Yoplac-Navarro et al. 2026 — Metals in Peruvian avocados: ecological and health risk across 8 regions

This study quantified As, Cd, Cr, Hg, Ni, and Pb in soils and avocado pulp across eight major Peruvian producing regions using MP-AES, applying probabilistic risk assessment (Monte Carlo simulation) from a One Health perspective. The study is directly relevant to an active food safety issue: in 2025 the EU RASFF system generated nine alerts for Peruvian avocados exceeding the EU Cd maximum limit (0.05 mg/kg). Results show substantial regional variation in soil metal concentrations, with Ica and La Libertad — the two highest-volume export regions — showing the most concern. Bioaccumulation factors below 1 confirm that avocado pulp does not concentrate metals from soil, but absolute fruit concentrations still varied widely enough to produce exceedances in some samples.

Key numbers

Soil concentrations (mean ± SD, mg/kg, across all regions):

  • As: 76.17 ± 17.35 mg/kg (notably elevated; Peru’s mining legacy)
  • Cd: 0.55 ± 1.04 mg/kg
  • Pb: 25.35 ± 6.02 mg/kg

Avocado fruit (pulp) concentrations (mg/kg dry weight; ranges across all samples):

  • As: <0.003 to 0.192 mg/kg (<3 to 192 µg/kg)
  • Cd: <0.005 to 0.130 mg/kg (<5 to 130 µg/kg); EU ML = 0.05 mg/kg — some samples exceeded this
  • Cr: below detection limit throughout (<0.003 mg/kg)
  • Hg: <0.005 to 0.428 mg/kg (<5 to 428 µg/kg); wide range with regional clustering
  • Ni: <0.005 to 0.172 mg/kg (<5 to 172 µg/kg)
  • Pb: <0.005 to 0.396 mg/kg (<5 to 396 µg/kg)

Bioaccumulation (BAF < 1 for all metals): confirms low soil-to-fruit translocation overall.

Ecological risk (Igeo and ER indices): soils ranged from uncontaminated to moderately contaminated; low ecological risk designation.

Health risk: Hazard quotient (HQ) and hazard index (HI) < 1 for all metals under the probabilistic analysis — indicating low non-carcinogenic risk at typical consumption. Cancer risk for Pb < 10⁻⁶ (non-significant); cancer risk for Cd in the 10⁻⁴ range (acceptable but at the upper boundary of acceptable risk).

Regional breakdown: Ica and La Libertad (dominant export regions) showed elevated soil As and Pb; Huancavelica showed elevated soil Cd. Avocado fruit values were available by region in the full dataset (Tables 2–4 of the original), but were not fully extractable from text conversion.

Sample size: 190 total (soil + fruit paired); effectively n=95 avocado fruit samples across 8 regions.

Methods (brief)

MP-AES (Agilent 4100) with ICP method. Acid digestion (HNO3/H2O2/HCl, HotBlock system). Analytical laboratory accredited to ISO/IEC 17025:2017 (LABISAG, Universidad Toribio Rodríguez de Mendoza). Probabilistic risk assessment via Monte Carlo simulation fitting regional distributions (log-normal or empirical). No arsenic speciation — total As reported. Hg by MP-AES at 253.652 nm (total Hg; no MeHg speciation).

Implications

Certification: The EU RASFF cadmium alert history for Peruvian avocados makes this study directly actionable for supply-chain guidance. Cd concentrations up to 130 µg/kg (0.130 mg/kg) against an EU ML of 50 µg/kg (0.05 mg/kg) indicate that a proportion of Peruvian avocado lots do not meet EU standards. HMT&C standards for avocado-inclusive products should account for origin variability. Hg range (<5 to 428 µg/kg) is broad and warrants lot-level monitoring in Peru-origin supply chains.

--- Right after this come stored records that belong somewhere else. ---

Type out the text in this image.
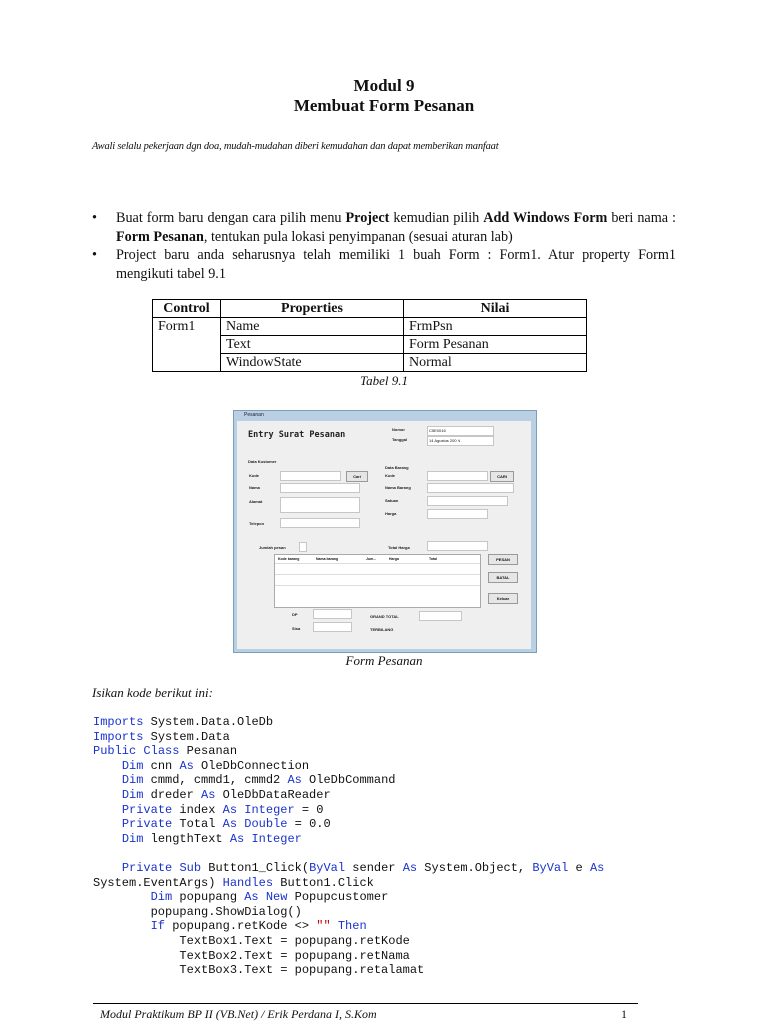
Modul 9
Membuat Form Pesanan
Awali selalu pekerjaan dgn doa, mudah-mudahan diberi kemudahan dan dapat memberikan manfaat
• Buat form baru dengan cara pilih menu Project kemudian pilih Add Windows Form beri nama : Form Pesanan, tentukan pula lokasi penyimpanan (sesuai aturan lab)
• Project baru anda seharusnya telah memiliki 1 buah Form : Form1. Atur property Form1 mengikuti tabel 9.1
Control	Properties	Nilai
Form1	Name	FrmPsn
	Text	Form Pesanan
	WindowState	Normal
Tabel 9.1
Pesanan
Entry Surat Pesanan
Nomor	C5E0016
Tanggal	14 Agustus 200 ∨
Data Kustomer
Kode	Cari
Nama
Alamat
Telepon
Data Barang
Kode	CARI
Nama Barang
Satuan
Harga
Jumlah pesan	Total Harga
Kode barang	Nama barang	Jum...	Harga	Total	PESAN
BATAL
Keluar
DP
Sisa
GRAND TOTAL
TERBILANG
Form Pesanan
Isikan kode berikut ini:
Imports System.Data.OleDb
Imports System.Data
Public Class Pesanan
Dim cnn As OleDbConnection
Dim cmmd, cmmd1, cmmd2 As OleDbCommand
Dim dreder As OleDbDataReader
Private index As Integer = 0
Private Total As Double = 0.0
Dim lengthText As Integer

Private Sub Button1_Click(ByVal sender As System.Object, ByVal e As
System.EventArgs) Handles Button1.Click
Dim popupang As New Popupcustomer
popupang.ShowDialog()
If popupang.retKode <> "" Then
TextBox1.Text = popupang.retKode
TextBox2.Text = popupang.retNama
TextBox3.Text = popupang.retalamat

Modul Praktikum BP II (VB.Net) / Erik Perdana I, S.Kom	1
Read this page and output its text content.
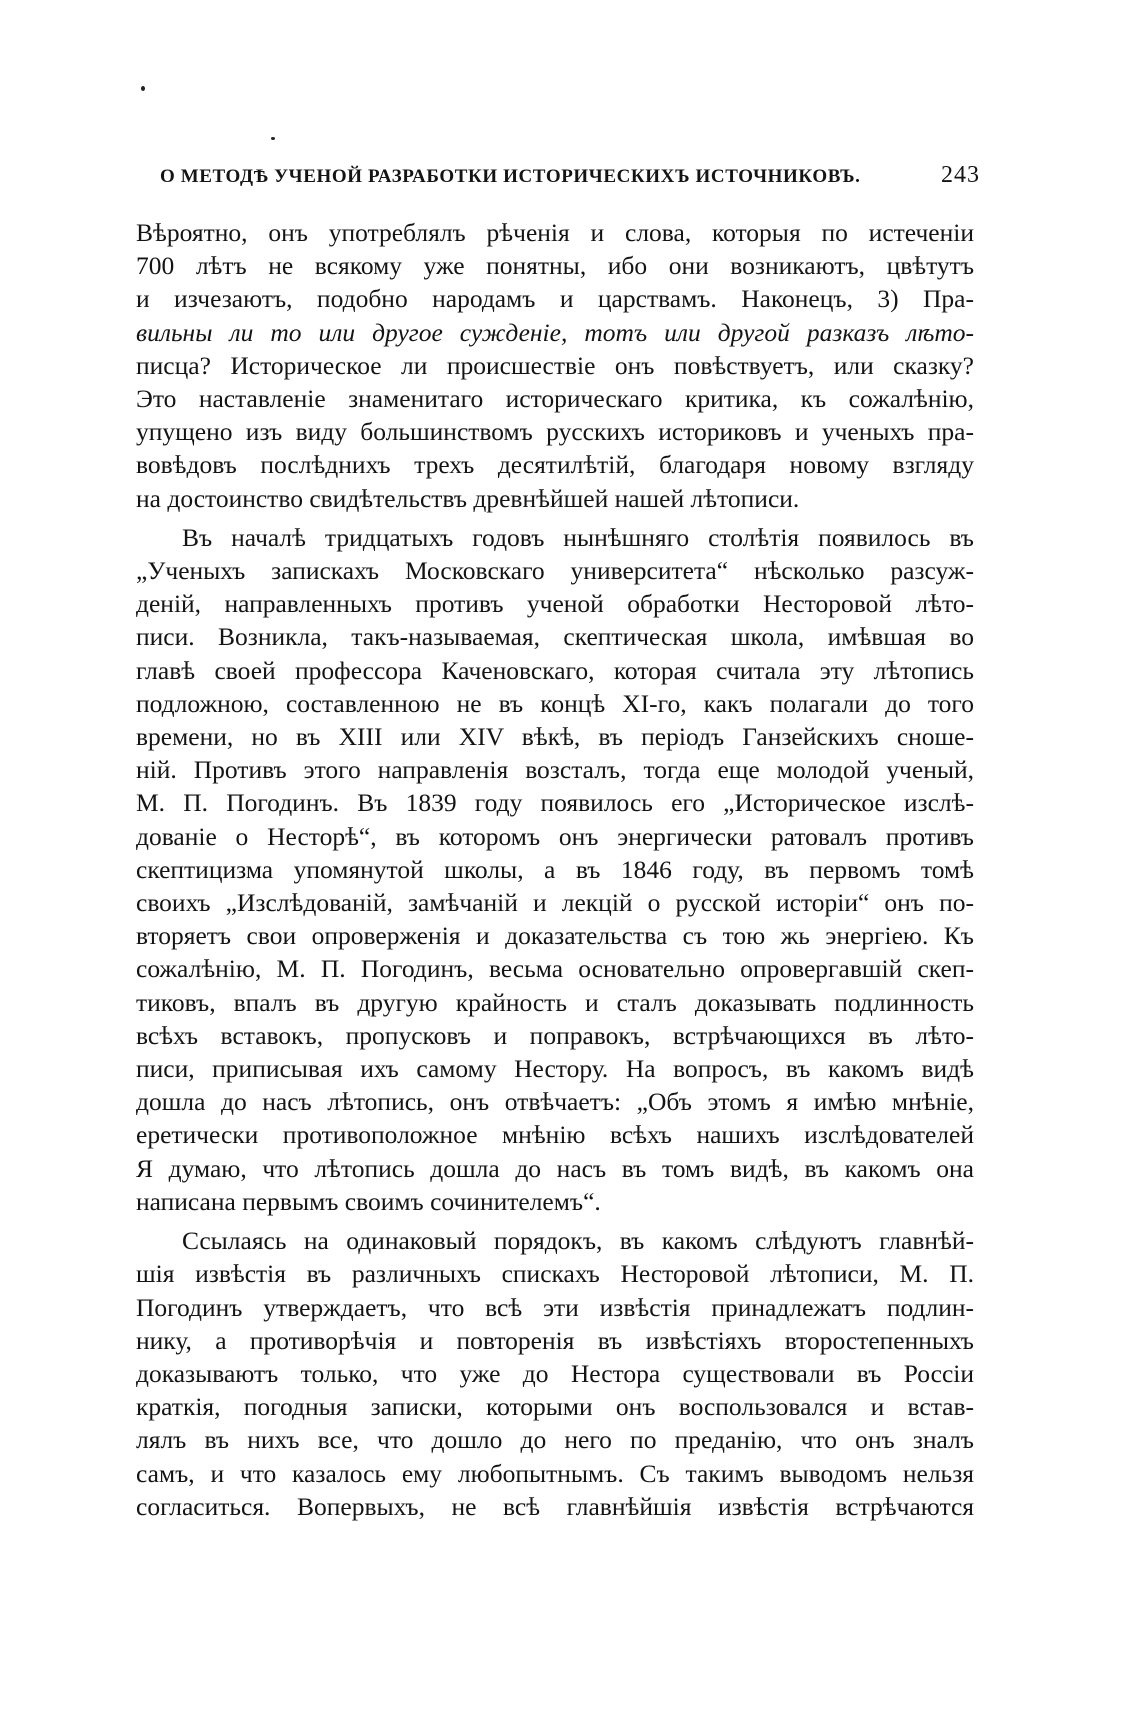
О МЕТОДѢ УЧЕНОЙ РАЗРАБОТКИ ИСТОРИЧЕСКИХЪ ИСТОЧНИКОВЪ.	243

Вѣроятно, онъ употреблялъ рѣченія и слова, которыя по истеченіи
700 лѣтъ не всякому уже понятны, ибо они возникаютъ, цвѣтутъ
и изчезаютъ, подобно народамъ и царствамъ. Наконецъ, 3) Пра-
вильны ли то или другое сужденіе, тотъ или другой разказъ лѣто-
писца? Историческое ли происшествіе онъ повѣствуетъ, или сказку?
Это наставленіе знаменитаго историческаго критика, къ сожалѣнію,
упущено изъ виду большинствомъ русскихъ историковъ и ученыхъ пра-
вовѣдовъ послѣднихъ трехъ десятилѣтій, благодаря новому взгляду
на достоинство свидѣтельствъ древнѣйшей нашей лѣтописи.

Въ началѣ тридцатыхъ годовъ нынѣшняго столѣтія появилось въ
„Ученыхъ запискахъ Московскаго университета“ нѣсколько разсуж-
деній, направленныхъ противъ ученой обработки Несторовой лѣто-
писи. Возникла, такъ-называемая, скептическая школа, имѣвшая во
главѣ своей профессора Каченовскаго, которая считала эту лѣтопись
подложною, составленною не въ концѣ XI-го, какъ полагали до того
времени, но въ XIII или XIV вѣкѣ, въ періодъ Ганзейскихъ сноше-
ній. Противъ этого направленія возсталъ, тогда еще молодой ученый,
М. П. Погодинъ. Въ 1839 году появилось его „Историческое изслѣ-
дованіе о Несторѣ“, въ которомъ онъ энергически ратовалъ противъ
скептицизма упомянутой школы, а въ 1846 году, въ первомъ томѣ
своихъ „Изслѣдованій, замѣчаній и лекцій о русской исторіи“ онъ по-
вторяетъ свои опроверженія и доказательства съ тою жь энергіею. Къ
сожалѣнію, М. П. Погодинъ, весьма основательно опровергавшій скеп-
тиковъ, впалъ въ другую крайность и сталъ доказывать подлинность
всѣхъ вставокъ, пропусковъ и поправокъ, встрѣчающихся въ лѣто-
писи, приписывая ихъ самому Нестору. На вопросъ, въ какомъ видѣ
дошла до насъ лѣтопись, онъ отвѣчаетъ: „Объ этомъ я имѣю мнѣніе,
еретически противоположное мнѣнію всѣхъ нашихъ изслѣдователей
Я думаю, что лѣтопись дошла до насъ въ томъ видѣ, въ какомъ она
написана первымъ своимъ сочинителемъ“.

Ссылаясь на одинаковый порядокъ, въ какомъ слѣдуютъ главнѣй-
шія извѣстія въ различныхъ спискахъ Несторовой лѣтописи, М. П.
Погодинъ утверждаетъ, что всѣ эти извѣстія принадлежатъ подлин-
нику, а противорѣчія и повторенія въ извѣстіяхъ второстепенныхъ
доказываютъ только, что уже до Нестора существовали въ Россіи
краткія, погодныя записки, которыми онъ воспользовался и встав-
лялъ въ нихъ все, что дошло до него по преданію, что онъ зналъ
самъ, и что казалось ему любопытнымъ. Съ такимъ выводомъ нельзя
согласиться. Вопервыхъ, не всѣ главнѣйшія извѣстія встрѣчаются
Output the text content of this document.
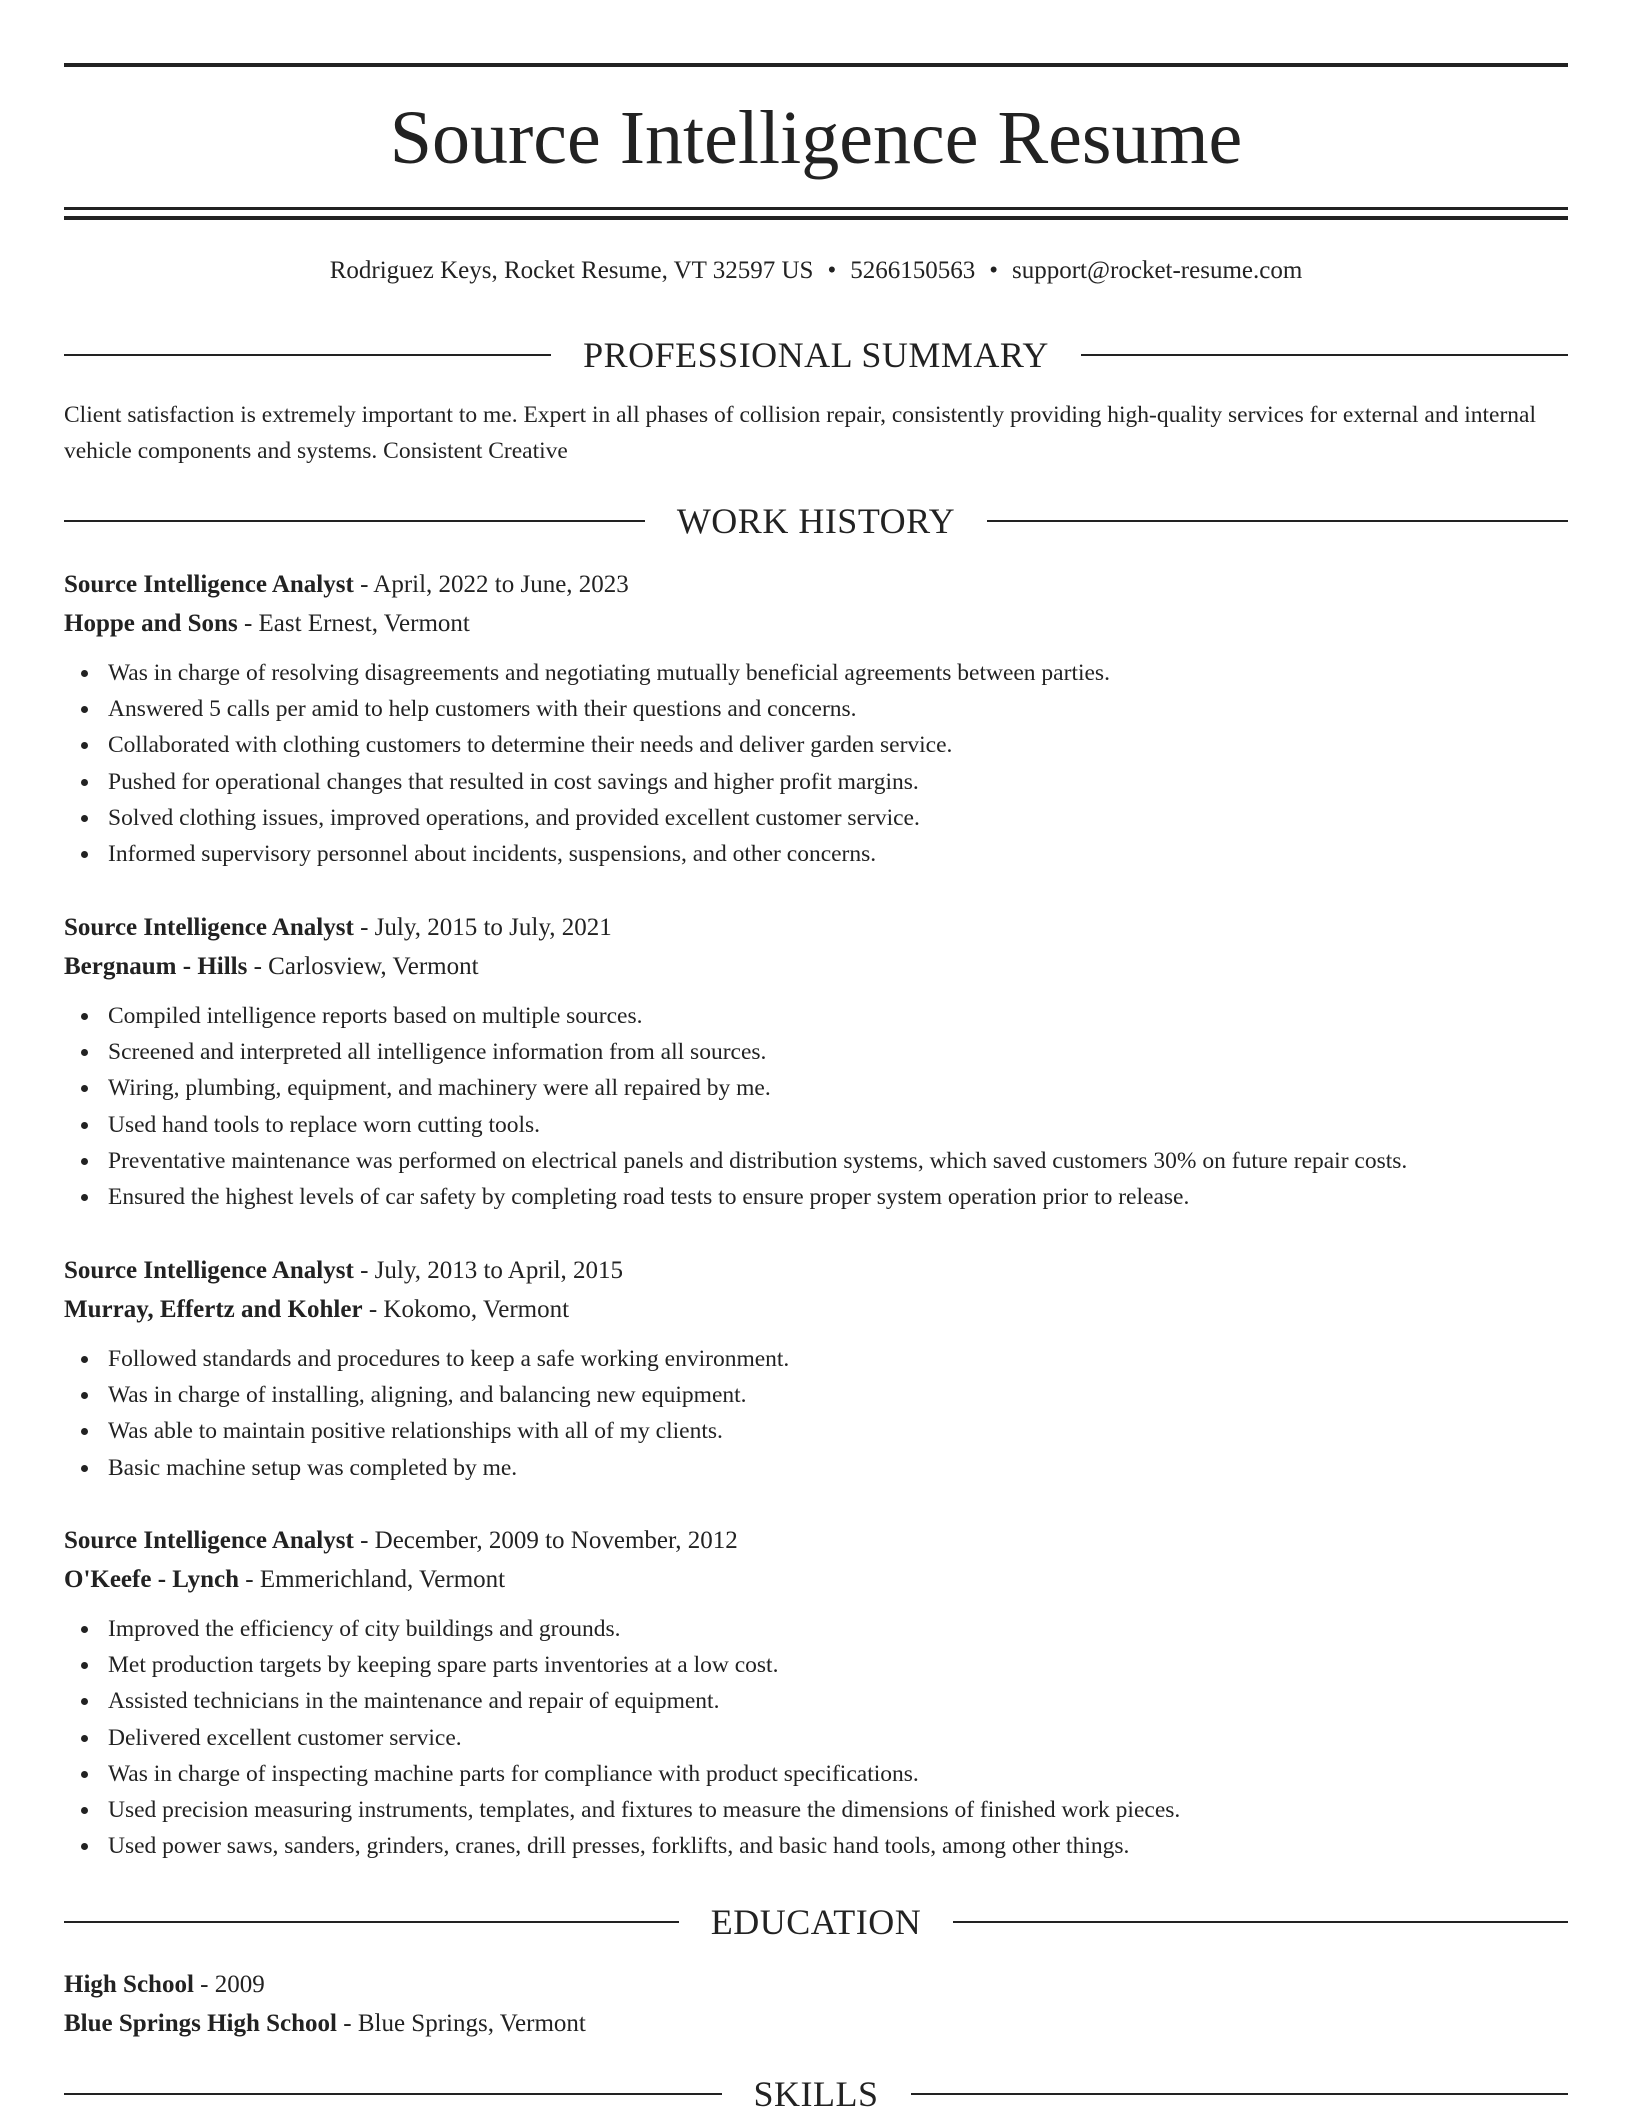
Source Intelligence Resume
Rodriguez Keys, Rocket Resume, VT 32597 US • 5266150563 • support@rocket-resume.com
PROFESSIONAL SUMMARY

Client satisfaction is extremely important to me. Expert in all phases of collision repair, consistently providing high-quality services for external and internal vehicle components and systems. Consistent Creative

WORK HISTORY

Source Intelligence Analyst - April, 2022 to June, 2023

Hoppe and Sons - East Ernest, Vermont

Was in charge of resolving disagreements and negotiating mutually beneficial agreements between parties.
Answered 5 calls per amid to help customers with their questions and concerns.
Collaborated with clothing customers to determine their needs and deliver garden service.
Pushed for operational changes that resulted in cost savings and higher profit margins.
Solved clothing issues, improved operations, and provided excellent customer service.
Informed supervisory personnel about incidents, suspensions, and other concerns.

Source Intelligence Analyst - July, 2015 to July, 2021

Bergnaum - Hills - Carlosview, Vermont

Compiled intelligence reports based on multiple sources.
Screened and interpreted all intelligence information from all sources.
Wiring, plumbing, equipment, and machinery were all repaired by me.
Used hand tools to replace worn cutting tools.
Preventative maintenance was performed on electrical panels and distribution systems, which saved customers 30% on future repair costs.
Ensured the highest levels of car safety by completing road tests to ensure proper system operation prior to release.

Source Intelligence Analyst - July, 2013 to April, 2015

Murray, Effertz and Kohler - Kokomo, Vermont

Followed standards and procedures to keep a safe working environment.
Was in charge of installing, aligning, and balancing new equipment.
Was able to maintain positive relationships with all of my clients.
Basic machine setup was completed by me.

Source Intelligence Analyst - December, 2009 to November, 2012

O'Keefe - Lynch - Emmerichland, Vermont

Improved the efficiency of city buildings and grounds.
Met production targets by keeping spare parts inventories at a low cost.
Assisted technicians in the maintenance and repair of equipment.
Delivered excellent customer service.
Was in charge of inspecting machine parts for compliance with product specifications.
Used precision measuring instruments, templates, and fixtures to measure the dimensions of finished work pieces.
Used power saws, sanders, grinders, cranes, drill presses, forklifts, and basic hand tools, among other things.
EDUCATION

High School - 2009

Blue Springs High School - Blue Springs, Vermont

SKILLS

Courses: Strong teaching case for the intersection of mining activity, agricultural soil quality, and food safety compliance. Peru’s dual identity as major avocado exporter and major mining nation creates a structural tension relevant to supply-chain risk curriculum.

App: Geographic breakdown (8 regions) provides the data structure for regional sub-profiles on the avocado ingredient page. La Libertad and Ica represent the bulk of export volume, so their regional distributions should anchor the app’s default risk estimates for avocado in the absence of known origin.